Still, one could take it all for something removed from the original, "real" set of series', which I thought had been safely set aside--but soon enough there came word of Star Trek: Picard. I was unenthusiastic, because I suspected that we would see its intellectual, socially critical and utopian elements dispensed with in favor of something fashionably "darker."

The little I have bothered to read about it confirms me in that expectation. Where at the height of the Reagan era, with Ayn Rand fanboy Alan Greenspan newly appointed to the Federal Reserve and orienting monetary policy to the fostering of speculative bubble after speculative bubble, with Gordon Gekko declaring that "Greed is good," with Mike Nichols gone from The Graduate to Working Girl (instead of cringing at "Plastics," we were supposed to glory in the thought of a career on Wall Street), Captain Jean-Luc Picard looked financier Ralph Offenhouse in the face and told him that "People are no longer obsessed with the accumulation of things. We've eliminated hunger, want, the need for possessions. We've grown out of our infancy"--but as Lee Parsons wrote,
[t]hese ideas are mostly gone from Star Trek: Picard. By way of explanation, Mr. Stewart argues that the world has changed a good deal in the interim.

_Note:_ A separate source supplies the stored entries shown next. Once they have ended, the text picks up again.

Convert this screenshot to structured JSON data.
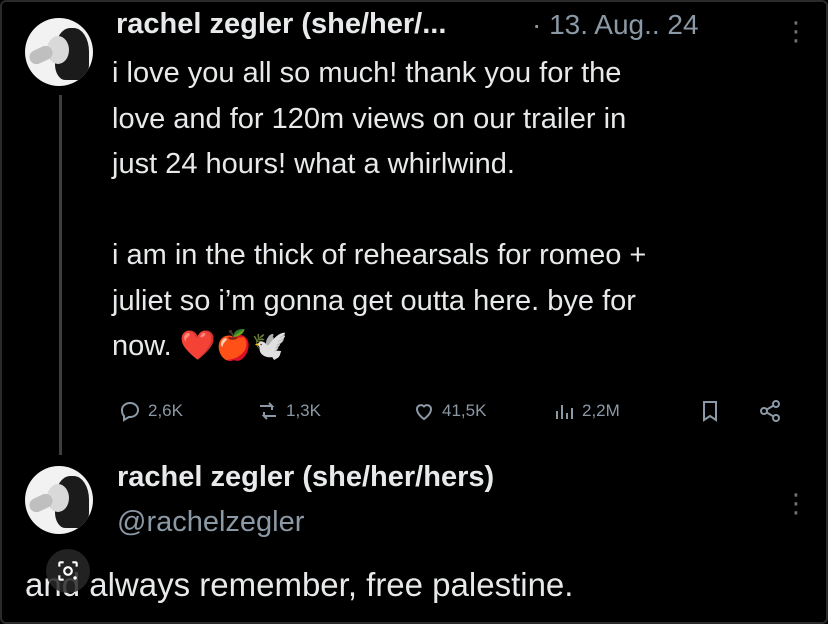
{
  "tweet1": {
    "author": "rachel zegler (she/her/...",
    "separator": "·",
    "date": "13. Aug.. 24",
    "more_menu": "⋮",
    "text": "i love you all so much! thank you for the\nlove and for 120m views on our trailer in\njust 24 hours! what a whirlwind.\n\ni am in the thick of rehearsals for romeo +\njuliet so i’m gonna get outta here. bye for\nnow. ❤️🍎🕊️",
    "actions": {
      "replies": "2,6K",
      "reposts": "1,3K",
      "likes": "41,5K",
      "views": "2,2M"
    },
    "icons": [
      "reply-icon",
      "repost-icon",
      "like-icon",
      "views-icon",
      "bookmark-icon",
      "share-icon"
    ]
  },
  "tweet2": {
    "author": "rachel zegler (she/her/hers)",
    "handle": "@rachelzegler",
    "more_menu": "⋮",
    "text": "and always remember, free palestine."
  },
  "overlay": {
    "icon": "image-search-icon"
  },
  "colors": {
    "background": "#000000",
    "text": "#e7e9ea",
    "muted": "#8b98a5",
    "thread_line": "#3b3f44"
  }
}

As Stewart explained in a recent interview with the CBC, "the world that we find ourselves living in now, because it's a very, very tough world indeed," such that in refusing to return to the role for many years he now supposes that he
wanted a different man in a different world with a different set of values perhaps . . . This is a disturbing and frightening and sad time for many thousands of people.
He is still more explicit in an earlier piece that ran in Variety, remarking that the new show "was me responding to the world of Brexit and Trump" (thoughts he details using several of what Captain Spock referred to as "colorful metaphors"). It seems that Stewart himself could no longer believe in the role he had acted so persuasively three decades ago.

It is not in me to altogether blame Patrick Stewart for feeling disheartened. These have been a WRETCHED few decades from the standpoint of the kind of hopes the show represented. But it is still an unhappy thing to see Star Trek "get with the times" in this way; to see one of a very few candles in the darkness snuffed out.